Mistress Ohenewaa’s pained eyes were filled with sudden greed as she looked at the babies. They would fetch the best price she had ever dreamed of when she sold them to a needy couple.
“Okay, bring the babies to my room,” she said. “We’ll happily accept them now.”

“NO!” Uncle Micky screamed with deep emotion. “I’m sending them back! I can’t believe what has just happened! I’m taking them back. They’re well now! The company would find a safe home for them.
Araba came close to Zac and took both of his hands in hers.
“Thank you, Zac,” she said softly, and then she reached up and kissed Zac on the cheek.
Zac smiled with happiness. It was the best moment in his life. He had never felt so proud.
“I didn’t do anything!” Zac said softly and weakly.
Araba smiled at that.

She walked forward, sat down, and picked up one of the babies.
The children crowded around, now speaking happily.
Uncle Micky, still dazed and absolutely disoriented, walked up to Uncle Pat.
“What happened here, Pat? Am I going crazy?” he asked earnestly. “When I expressed shock at your legs when I came you told me they were artificial legs. You lied, didn’t you? You have real legs, don’t you? What is happening here?”

Uncle Pat wiped tears from his cheeks. He smiled and patted Uncle Micky in the back.
“Miracles, Mike, miracles!” he said gently.

Mistress Ohenewaa finally stopped hobbling and looked from the swelling on her shin to Zac’s face, but Zac was not looking at her. She saw that he was looking through a break in the wall, and when she followed his gaze she gasped with horror.
She saw that a huge portion of the bamboo trees that led to the Wailing River had been ripped to pieces as if they had been passed through a powerful shredder.
She raced to the wall and pointed a shaky finger at the spectacle.
“What happened here?” she croaked. “What in the name the name of Jupiters happened here?”

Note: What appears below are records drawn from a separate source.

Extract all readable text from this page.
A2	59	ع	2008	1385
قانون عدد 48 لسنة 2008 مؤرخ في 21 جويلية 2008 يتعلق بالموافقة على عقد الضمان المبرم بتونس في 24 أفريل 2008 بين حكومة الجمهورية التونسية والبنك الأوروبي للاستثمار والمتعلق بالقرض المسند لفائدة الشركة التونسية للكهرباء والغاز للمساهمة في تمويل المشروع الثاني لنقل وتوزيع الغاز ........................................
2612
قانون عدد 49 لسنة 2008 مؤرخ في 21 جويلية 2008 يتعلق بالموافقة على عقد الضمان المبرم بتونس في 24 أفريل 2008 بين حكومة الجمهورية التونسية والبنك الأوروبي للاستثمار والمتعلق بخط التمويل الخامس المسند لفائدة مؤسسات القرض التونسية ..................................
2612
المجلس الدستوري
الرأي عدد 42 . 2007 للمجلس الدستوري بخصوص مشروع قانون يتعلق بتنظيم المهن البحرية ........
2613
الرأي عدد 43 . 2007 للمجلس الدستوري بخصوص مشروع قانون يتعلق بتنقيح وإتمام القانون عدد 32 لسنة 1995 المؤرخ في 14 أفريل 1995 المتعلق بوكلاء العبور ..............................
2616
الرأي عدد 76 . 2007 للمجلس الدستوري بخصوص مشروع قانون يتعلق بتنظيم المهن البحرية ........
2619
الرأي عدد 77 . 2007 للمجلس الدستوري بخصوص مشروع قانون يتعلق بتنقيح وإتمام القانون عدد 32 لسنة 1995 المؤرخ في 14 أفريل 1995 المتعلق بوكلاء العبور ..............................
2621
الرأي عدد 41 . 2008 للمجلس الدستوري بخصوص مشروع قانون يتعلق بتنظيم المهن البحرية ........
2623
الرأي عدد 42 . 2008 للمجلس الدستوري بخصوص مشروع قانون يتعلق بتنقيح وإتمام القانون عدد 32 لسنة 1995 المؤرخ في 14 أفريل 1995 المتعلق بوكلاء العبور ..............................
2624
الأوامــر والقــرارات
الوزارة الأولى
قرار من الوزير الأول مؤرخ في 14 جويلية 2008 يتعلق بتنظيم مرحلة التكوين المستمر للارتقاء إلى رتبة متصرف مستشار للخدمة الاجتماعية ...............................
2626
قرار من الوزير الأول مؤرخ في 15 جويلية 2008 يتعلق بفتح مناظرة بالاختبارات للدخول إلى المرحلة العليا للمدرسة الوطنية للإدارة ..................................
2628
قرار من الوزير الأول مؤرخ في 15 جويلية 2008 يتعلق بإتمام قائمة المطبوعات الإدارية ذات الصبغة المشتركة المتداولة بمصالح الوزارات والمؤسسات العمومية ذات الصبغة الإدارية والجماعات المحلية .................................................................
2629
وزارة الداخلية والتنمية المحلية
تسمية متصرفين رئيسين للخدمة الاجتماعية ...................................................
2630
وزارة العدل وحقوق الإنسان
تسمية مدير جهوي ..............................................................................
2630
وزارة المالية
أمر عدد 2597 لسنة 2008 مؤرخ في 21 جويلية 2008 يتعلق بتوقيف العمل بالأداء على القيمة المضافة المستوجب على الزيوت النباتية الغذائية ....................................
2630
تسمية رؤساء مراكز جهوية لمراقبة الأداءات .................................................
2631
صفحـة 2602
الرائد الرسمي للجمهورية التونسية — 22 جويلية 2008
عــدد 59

Everybody rushed to the hole in the back wall to look, and on all their faces was one expression: profound shock.
Feeling that it would seem suspicious if he stayed behind, Zac followed them, and as he stood gazing at the destruction that strange and angry lightning had caused, it dawned on him that the one thing he could not ever afford to do again with the power of the chain was stop time.
Kweku covered the painful swell on his forehead with his cupped hand. He knew that somehow Zac was responsible for that too.

As he turned away, he fingered the little green bottle in his pocket.
“Two more days, little Zac!” Kweku said venomously. “Just you wait!”